In my opinion, caring for your kit (and not being a hoon with it) is one of the most basic lessons of outdoorsmanship. Whether your kit is made of silnylon or 200-denier smithsonian fabric, if you refuse to be a responsible steward of it then are you really "with the program"? Or are you just acting like a city-dwelling consumer who has repair and replacement at his fingertips 24 hours a day?
Supposing the students had buy-in on protecting their kit? Supposing they were charged for damage, or penalized in some other way? Their grades maybe? I'm just brainstorming; I know nothing of NOLS.
Supposing that students were informed at the outset that one of the great challenges of outdoorsmanship is to have a safe and enjoyable time using only available resources?
I think that the whole you-smash-it-I'll-repair-it philosophy goes along with the previous poster's comment about dominating the outdoors vs. being in harmony with it. If you need bomber combat-grade tackle just to get from point A to point B, have you really learned the lesson that nature is trying to teach you? If you're not capable of returning a siltarp and a ULA pack in the *same* condition in which they were rented to you, *have you really passed the course??*<<<<
I'm There with you Brian. I wish our students had the experience you did.
Had they spent "countless hours going from door to door collecting empty bottles and cans to buy that equipment, Then maybe they would have a better appriciation of the value of it."
Our students do not have that experience. They show up the night before, often on a smaller plane than they have ever imagined, the next day they are are issued gear, they ration food, have a little time to meet each other, the next day they are in the field. Maybe more in town time would be beneficial to going lighter? I am not sure.
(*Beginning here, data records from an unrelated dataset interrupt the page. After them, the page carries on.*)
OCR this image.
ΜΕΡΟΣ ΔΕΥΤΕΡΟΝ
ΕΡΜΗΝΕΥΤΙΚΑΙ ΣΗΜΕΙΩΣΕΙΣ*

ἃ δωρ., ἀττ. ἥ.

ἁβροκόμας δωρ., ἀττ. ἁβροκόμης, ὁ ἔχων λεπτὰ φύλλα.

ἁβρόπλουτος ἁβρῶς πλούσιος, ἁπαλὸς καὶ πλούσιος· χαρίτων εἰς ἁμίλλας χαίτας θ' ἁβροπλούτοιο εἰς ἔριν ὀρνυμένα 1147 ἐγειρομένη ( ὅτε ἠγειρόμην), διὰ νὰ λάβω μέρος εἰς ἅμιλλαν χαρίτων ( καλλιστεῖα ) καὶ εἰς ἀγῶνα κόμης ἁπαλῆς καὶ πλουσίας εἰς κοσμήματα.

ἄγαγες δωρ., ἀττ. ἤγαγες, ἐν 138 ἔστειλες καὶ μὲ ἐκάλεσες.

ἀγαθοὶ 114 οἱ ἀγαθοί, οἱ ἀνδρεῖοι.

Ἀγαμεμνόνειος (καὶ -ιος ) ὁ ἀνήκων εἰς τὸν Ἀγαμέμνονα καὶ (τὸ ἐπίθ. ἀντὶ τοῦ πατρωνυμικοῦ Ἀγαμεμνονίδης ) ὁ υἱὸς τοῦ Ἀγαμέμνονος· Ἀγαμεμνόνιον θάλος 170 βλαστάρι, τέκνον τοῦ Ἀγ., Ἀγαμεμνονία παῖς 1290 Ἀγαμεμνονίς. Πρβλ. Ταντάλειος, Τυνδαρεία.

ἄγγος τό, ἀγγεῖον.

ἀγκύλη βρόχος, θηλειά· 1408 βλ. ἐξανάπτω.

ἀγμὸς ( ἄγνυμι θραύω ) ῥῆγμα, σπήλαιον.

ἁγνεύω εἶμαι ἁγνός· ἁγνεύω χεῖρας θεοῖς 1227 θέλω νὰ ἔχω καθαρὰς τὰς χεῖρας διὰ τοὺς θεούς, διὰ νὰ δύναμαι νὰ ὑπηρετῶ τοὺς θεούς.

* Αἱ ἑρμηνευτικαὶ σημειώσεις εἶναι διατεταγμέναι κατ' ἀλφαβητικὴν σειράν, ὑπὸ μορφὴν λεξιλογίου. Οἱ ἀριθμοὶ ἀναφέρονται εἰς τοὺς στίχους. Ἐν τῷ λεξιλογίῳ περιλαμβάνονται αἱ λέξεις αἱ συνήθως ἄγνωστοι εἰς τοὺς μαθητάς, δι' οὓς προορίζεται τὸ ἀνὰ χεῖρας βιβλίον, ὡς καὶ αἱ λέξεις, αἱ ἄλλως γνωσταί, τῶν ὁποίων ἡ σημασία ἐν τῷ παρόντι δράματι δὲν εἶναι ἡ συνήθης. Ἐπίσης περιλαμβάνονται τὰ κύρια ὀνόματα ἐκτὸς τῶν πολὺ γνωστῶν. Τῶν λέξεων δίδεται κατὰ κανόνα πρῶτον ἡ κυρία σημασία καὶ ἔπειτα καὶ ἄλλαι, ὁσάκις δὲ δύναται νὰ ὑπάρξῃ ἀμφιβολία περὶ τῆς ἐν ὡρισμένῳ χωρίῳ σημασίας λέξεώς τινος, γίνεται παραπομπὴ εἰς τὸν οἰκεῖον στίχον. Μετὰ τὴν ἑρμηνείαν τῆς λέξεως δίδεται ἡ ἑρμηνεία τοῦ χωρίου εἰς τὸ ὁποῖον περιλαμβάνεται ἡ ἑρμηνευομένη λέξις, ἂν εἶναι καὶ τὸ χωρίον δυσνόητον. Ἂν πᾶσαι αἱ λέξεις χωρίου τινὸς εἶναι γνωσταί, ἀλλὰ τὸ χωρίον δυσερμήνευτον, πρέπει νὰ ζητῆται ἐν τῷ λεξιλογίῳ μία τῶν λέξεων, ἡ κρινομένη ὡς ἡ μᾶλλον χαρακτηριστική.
Please do not think that we are not teaching students to respect and care for their gear. They are, in fact evaluated and graded on this.
>>>"Supposing the students had buy-in on protecting their kit? Supposing they were charged for damage, or penalized in some other way? Their grades maybe? I'm just brainstorming; I know nothing of NOLS."<<<
As I stated above, students are graded on care of the equipment. Maybe it would be easier to gauge w/ lighter weight gear?
Students are charged for damage, and it is reflected in their grade, at least on the courses I run.
There is a big difference between an organization that runs weekend trips, and one that runs 30 day trips back to back. And I'm not trying to discount your experience, but a week or a weekend is a different thing than a 30 day course, particularly when the gear is turned around in 24 hrs.